Multiplying 675 times the axle ratio gives the engine RPM at 60 MPH. 675 x
3.07 = 2072.25 rpm @ 60 MPH.
Dividing 2072/60 = 34.5 rpm per MPH. At 100 MPH the GMC would only do 3450
rpm at this rate- thats a pretty tall ratio! Of course there is slight slip
at the torque converter, so the actual figure is slightly higher as
indicated on the tachometer.
The torque peak of the 455 is about 2800 RPM as I recall, this means a
range between 2400-2800 RPM would be the ideal for cruise economy. 2800/675
= 4.14, which would be about the lowest ratio you'd want, and 2400/675 =
3.55 which would likely be the ideal, at 60 mph average cruise speed in any
event. A 3.42 is not far off that, and with slight converter slippage would
be pretty darn close to ideal.
I've seen the Caspro Power Drive Chain system and the aforementioned box for
switch pitch control made by the Toro List member and they are both
excellent units and I will be using both myself.

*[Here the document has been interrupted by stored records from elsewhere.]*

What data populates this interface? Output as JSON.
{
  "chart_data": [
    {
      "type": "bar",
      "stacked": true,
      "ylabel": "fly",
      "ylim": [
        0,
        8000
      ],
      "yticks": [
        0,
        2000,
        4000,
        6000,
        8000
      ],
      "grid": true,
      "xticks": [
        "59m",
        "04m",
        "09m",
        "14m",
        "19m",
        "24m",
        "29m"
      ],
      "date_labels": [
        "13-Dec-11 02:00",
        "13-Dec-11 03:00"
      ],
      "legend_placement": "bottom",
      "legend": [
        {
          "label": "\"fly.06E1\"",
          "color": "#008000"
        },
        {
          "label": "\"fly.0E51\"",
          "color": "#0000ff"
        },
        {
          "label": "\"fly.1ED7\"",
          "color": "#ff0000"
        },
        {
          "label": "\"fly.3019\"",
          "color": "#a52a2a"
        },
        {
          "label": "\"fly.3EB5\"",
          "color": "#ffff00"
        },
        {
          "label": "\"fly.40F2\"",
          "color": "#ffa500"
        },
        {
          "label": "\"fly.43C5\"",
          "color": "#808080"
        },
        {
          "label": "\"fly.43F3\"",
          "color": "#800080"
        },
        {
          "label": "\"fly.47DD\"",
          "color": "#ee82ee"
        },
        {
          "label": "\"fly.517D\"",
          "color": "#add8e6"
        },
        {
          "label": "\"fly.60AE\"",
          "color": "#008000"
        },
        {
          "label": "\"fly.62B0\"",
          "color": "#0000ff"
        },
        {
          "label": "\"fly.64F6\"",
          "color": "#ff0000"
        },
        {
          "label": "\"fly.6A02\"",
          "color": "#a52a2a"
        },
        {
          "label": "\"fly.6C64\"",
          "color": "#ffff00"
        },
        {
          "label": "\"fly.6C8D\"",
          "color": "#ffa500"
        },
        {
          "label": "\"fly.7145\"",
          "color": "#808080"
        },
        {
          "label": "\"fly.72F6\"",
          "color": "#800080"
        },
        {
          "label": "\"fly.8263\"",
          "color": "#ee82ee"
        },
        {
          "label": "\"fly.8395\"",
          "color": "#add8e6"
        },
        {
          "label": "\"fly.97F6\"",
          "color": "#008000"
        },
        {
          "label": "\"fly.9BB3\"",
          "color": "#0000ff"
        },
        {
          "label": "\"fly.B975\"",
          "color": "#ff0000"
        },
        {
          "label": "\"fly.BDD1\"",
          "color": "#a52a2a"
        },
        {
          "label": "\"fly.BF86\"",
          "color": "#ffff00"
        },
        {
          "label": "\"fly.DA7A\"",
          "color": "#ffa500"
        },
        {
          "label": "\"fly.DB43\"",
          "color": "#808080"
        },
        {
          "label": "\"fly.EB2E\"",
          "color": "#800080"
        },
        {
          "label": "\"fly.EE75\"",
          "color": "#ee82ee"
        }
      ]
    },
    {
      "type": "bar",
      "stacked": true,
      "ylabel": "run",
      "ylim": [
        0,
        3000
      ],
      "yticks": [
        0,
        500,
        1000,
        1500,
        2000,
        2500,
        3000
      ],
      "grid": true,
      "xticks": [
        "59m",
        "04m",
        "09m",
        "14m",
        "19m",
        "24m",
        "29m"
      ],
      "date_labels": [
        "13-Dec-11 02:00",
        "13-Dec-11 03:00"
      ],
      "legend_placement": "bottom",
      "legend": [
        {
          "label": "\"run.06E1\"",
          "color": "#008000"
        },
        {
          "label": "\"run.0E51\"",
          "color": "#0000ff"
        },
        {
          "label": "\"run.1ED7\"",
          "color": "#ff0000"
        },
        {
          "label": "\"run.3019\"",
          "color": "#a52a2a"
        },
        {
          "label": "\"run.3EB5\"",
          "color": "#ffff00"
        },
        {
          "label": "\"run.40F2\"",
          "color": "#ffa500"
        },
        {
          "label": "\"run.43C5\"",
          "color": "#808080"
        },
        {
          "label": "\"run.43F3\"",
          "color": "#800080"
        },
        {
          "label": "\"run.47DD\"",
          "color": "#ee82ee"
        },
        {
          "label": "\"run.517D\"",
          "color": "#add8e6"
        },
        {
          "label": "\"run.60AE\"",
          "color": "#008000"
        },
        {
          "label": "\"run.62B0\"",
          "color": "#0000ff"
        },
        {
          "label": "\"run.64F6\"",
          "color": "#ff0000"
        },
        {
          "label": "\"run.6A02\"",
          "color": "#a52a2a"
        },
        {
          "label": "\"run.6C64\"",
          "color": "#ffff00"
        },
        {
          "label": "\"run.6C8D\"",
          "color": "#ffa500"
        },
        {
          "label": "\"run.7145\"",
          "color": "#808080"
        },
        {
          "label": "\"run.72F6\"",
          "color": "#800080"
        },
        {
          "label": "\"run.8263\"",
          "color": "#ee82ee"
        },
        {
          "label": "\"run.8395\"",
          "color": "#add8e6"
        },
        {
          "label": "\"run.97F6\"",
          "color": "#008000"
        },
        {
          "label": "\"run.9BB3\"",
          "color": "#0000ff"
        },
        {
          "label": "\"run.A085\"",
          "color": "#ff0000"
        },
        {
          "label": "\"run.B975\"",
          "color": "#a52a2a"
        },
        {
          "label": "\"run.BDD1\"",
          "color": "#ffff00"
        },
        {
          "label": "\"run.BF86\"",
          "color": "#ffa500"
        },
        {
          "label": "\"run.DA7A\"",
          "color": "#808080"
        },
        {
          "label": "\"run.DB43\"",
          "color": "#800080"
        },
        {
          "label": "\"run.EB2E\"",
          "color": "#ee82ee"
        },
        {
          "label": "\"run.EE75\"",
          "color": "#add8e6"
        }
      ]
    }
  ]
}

The switch pitch converter
is desirable if you have an opportunity to obtain one, not vital, but a
definite refinement.
Anyhow, basically to sum, the benefits of a high numerically ratio axle are
substantial for the typical owner, and although even a 2.73/3.07 etc. will
work and drive acceptibly with adequate performance, the penalties for
economy and performance would probably substantially pay the costs of an
upgraded axle ratio in a short time. Go for the 3.21 3.42 3.54 3.73 if you
can get them!
Hope this helps!
Brent
glad you enjoyed it!